As is true for all of us, as I get closer to a breakthrough, (the aha! Moments,) the ante gets upped. I need a fix! Just the time to outsource for support and objectivity. I call a dear friend or colleague, and she reminds me to be delicate with myself. And to make friends with my fear of not knowing just yet.
Thankfully, I am forced to acknowledge my own hunger for ready answers and unease with not knowing. I remind myself that this too will pass. Clarity will return. But while I wait, my task is to keep striving for greater consciousness…stretching to unleash my greatness.
Detours or Destinies?
Now more than ever, it is critical that we remain flexible and adaptable…making friends with change and not knowing. This is our time to resource, preparing for a new phase or a totally new cycle. Each of us must be extra vigilant now to be personally accountable. Now is the time to invite change and embrace transformation.
All we have to do is stay in motion. That’s the key to longevity! But we must remember us that heading into action without clarity is dangerous. Otherwise we may miss the gift of what Bucky Fuller, (one of our country’s greatest 20th century Visionaries,) coined as a right-angle precession. Tracing patterns in nature, fuller uncovered a new truth: we must stay open to what shows up although it may look like a detour. It may very well be our destiny honking.
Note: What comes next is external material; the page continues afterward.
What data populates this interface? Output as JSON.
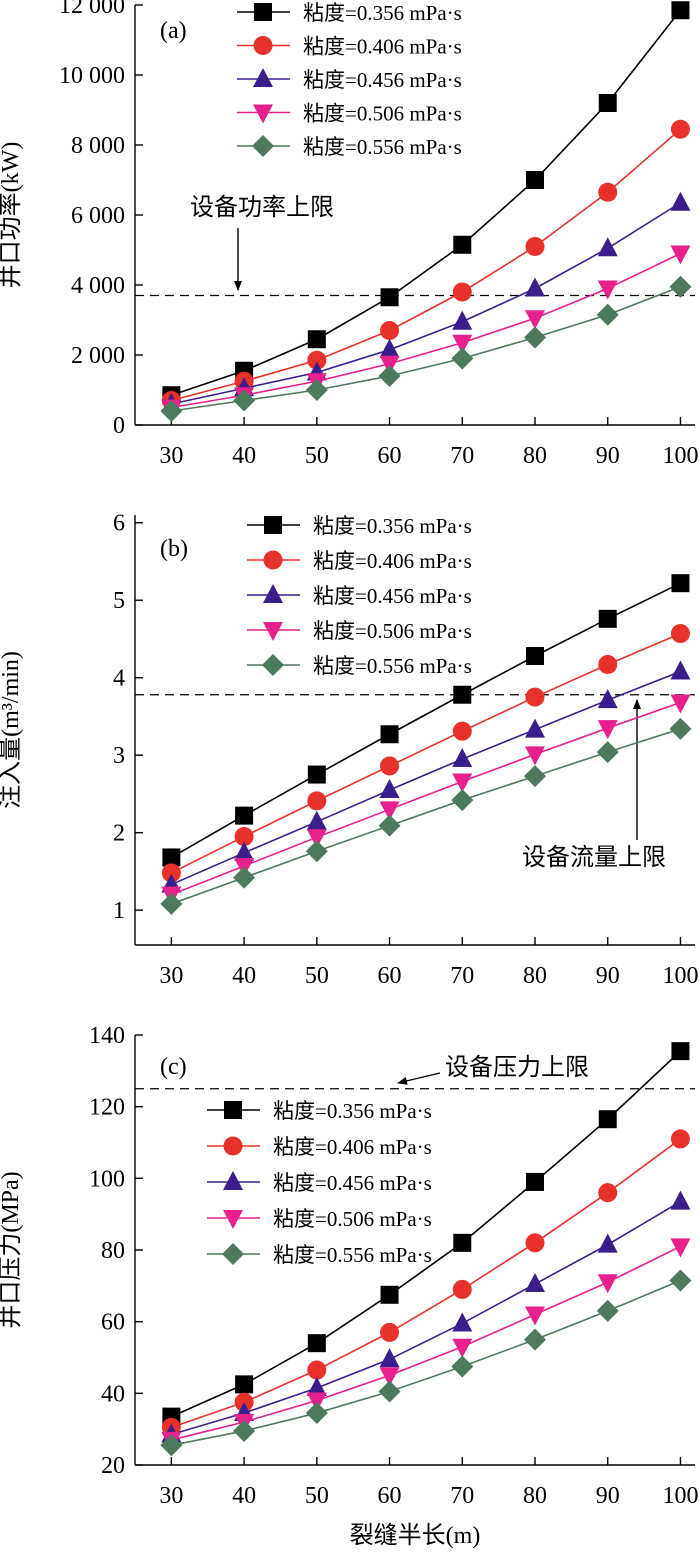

For instance, using the Bumble Bee as an example in nature: It flies parallel to the flowers below heading in a determined direction. Then, its turns perpendicular to its original path, only to find the nectar it was seeking. As we all know, it’s so easy to be totally focused on the goal in front of us, so wary of being sidetracked, that we miss the most important side roads. These show up as messengers pointing the way to our desired destination.
Tools for the Road
I expect to spend the rest of my life in the future so I want to be reasonably sure what kind of future it’s going to be. That’s is my reason for planning.
CF Kettering
To avoid making the wrong turn or aborting the trip altogether, we need proper assessment tools, knowledge and experience to make distinctions. And if we are really savvy travelers, we can take the hairpin turns without destroying what matters most by studying with a master. With seasoned objective and wisdom, a master will help us turn on our headlights again.